Project for IEM Fellowship

https://www.gemfellowships.com

GEM Fellowships

Global Emergency Medicine (GEM) is a group of medical schools which offer Fellowship programs for residency-trained emergency physicians to obtain advanced  training in GEM, to build skills and develop a career niche in this EM sub-specialty.  These programs usually offer an advanced Masters degree in programs such as translational research, public health, or global health. Some programs have an additional special focus such as pediatrics, ultrasound, health equity, or social EM.  Each program offers many projects all over the world that the Medical Residents can apply to the Fellowship Program for.

SEAN KIVLEHAN approached Stuart Jankelovitz, my long time friend, about speeding up the GEM website used for advertising these fellowship programs.  Sean had a vision of making it more than a web site but actually tracking and managing the application process for the fellowships.   Stuart approached me and asked about building such a web page...  

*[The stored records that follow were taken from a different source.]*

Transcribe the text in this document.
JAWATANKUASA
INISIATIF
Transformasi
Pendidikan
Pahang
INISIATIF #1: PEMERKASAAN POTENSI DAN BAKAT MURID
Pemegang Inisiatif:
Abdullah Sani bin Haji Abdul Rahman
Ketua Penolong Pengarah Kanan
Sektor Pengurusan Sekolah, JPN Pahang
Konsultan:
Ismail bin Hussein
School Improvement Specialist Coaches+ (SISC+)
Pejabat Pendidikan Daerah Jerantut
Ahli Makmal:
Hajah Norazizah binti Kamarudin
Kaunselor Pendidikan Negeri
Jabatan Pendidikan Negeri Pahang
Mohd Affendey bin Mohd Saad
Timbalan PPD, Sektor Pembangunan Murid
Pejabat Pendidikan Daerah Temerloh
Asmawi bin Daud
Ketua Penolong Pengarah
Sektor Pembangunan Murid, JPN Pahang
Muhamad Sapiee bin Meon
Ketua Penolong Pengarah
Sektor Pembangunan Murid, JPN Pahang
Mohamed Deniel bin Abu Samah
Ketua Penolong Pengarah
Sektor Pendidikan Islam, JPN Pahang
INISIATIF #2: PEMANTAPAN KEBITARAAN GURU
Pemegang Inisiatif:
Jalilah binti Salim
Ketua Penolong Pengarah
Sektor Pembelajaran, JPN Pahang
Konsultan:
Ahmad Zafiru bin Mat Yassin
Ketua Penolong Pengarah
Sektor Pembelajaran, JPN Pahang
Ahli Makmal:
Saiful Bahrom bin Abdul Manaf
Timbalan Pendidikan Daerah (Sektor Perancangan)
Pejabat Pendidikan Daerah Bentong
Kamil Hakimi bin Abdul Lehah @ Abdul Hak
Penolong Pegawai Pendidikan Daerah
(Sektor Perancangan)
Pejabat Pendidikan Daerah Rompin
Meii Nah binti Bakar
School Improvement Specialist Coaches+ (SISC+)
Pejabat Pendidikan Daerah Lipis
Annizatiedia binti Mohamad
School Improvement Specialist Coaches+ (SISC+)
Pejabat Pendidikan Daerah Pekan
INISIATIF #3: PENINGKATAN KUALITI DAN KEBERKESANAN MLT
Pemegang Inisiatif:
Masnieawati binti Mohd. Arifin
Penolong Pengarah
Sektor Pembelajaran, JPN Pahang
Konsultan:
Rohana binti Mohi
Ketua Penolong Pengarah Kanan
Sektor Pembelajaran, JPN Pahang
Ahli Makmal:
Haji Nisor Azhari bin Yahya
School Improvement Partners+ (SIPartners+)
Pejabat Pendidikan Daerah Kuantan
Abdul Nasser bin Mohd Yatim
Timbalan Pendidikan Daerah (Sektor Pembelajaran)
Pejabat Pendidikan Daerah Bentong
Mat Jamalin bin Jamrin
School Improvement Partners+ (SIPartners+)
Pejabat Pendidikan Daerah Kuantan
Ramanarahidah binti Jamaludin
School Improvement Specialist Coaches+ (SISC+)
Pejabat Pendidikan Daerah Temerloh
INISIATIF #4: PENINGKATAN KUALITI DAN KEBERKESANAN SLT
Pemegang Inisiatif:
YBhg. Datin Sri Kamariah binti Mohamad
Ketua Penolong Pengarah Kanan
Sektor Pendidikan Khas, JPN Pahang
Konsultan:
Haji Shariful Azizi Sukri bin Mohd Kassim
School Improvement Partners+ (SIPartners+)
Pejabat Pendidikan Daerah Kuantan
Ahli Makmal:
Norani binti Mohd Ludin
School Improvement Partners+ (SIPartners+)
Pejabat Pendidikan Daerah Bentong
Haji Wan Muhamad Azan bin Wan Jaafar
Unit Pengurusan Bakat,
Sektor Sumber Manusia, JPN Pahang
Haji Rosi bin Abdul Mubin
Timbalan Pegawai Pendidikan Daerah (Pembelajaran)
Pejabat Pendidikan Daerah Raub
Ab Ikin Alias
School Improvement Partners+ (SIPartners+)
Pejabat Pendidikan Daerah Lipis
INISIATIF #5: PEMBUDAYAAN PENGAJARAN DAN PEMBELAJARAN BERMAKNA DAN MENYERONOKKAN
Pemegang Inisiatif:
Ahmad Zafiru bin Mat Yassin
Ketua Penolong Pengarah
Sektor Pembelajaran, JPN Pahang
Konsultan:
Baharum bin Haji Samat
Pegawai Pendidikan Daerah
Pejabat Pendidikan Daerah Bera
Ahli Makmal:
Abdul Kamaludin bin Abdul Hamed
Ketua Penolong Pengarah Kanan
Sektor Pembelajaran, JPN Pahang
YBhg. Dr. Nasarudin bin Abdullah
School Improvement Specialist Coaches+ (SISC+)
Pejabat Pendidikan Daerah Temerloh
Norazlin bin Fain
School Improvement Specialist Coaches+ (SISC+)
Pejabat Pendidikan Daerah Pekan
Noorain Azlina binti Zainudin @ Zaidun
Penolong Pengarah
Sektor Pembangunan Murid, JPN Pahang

Ruby on Rails (v6) PostgreSQL - Heroku - Google maps - Cloudinary - AWS-S3

Can you make it faster??

That was the original ask... 

We took the existing web site - which was a set of static pages and was taking 3+ seconds to load and reload. Within a few days we redeployed it onto Heroku with restyled and branded pages and the site and immediately got sub one second responses and reduced the monthly operating costs by 300%. 

They then asked ... could we alter the site to allow non-programmers to edit the content themselves - an Admin at each Program would be able to maintain the content for their Program. We suggested imbedding the TRIX editor (Active Text) and having user accounts for authorization to control the access for editing. 

Integrating Maps, Applications and Letters of Recommendation

Once the program content management system was working ... they started thinking how this could help with the whole application process.  They wanted integrated maps showing each program and the projects tied back to those program pages.  We also integrated Cloudinary for image storage and manipulation allowing the users to upload pictures.  Covid required additional Policies and changing processes and they wanted to maintain and publish those documents and be able to modify them as the situation changed. We integrated AWS S3 document Storage (Active Storage).

The next major development was the addition of the application process - allowing a resident to create an account - generate an application to one or more Programs and attach their resume and other supporting documents.  The applicant would also be able to initiate a request for a Letter of Recommendation to an EMAIL address.  The system would send that request and allow the person writing the letter to upload it and attach it to the Applicants account. ONLY the Program Directors could view the letters, the APPLICANTS could not view the resulting letter. They could see it was in their account but they could not view it (that was the requirement of the GEM Fellowship team).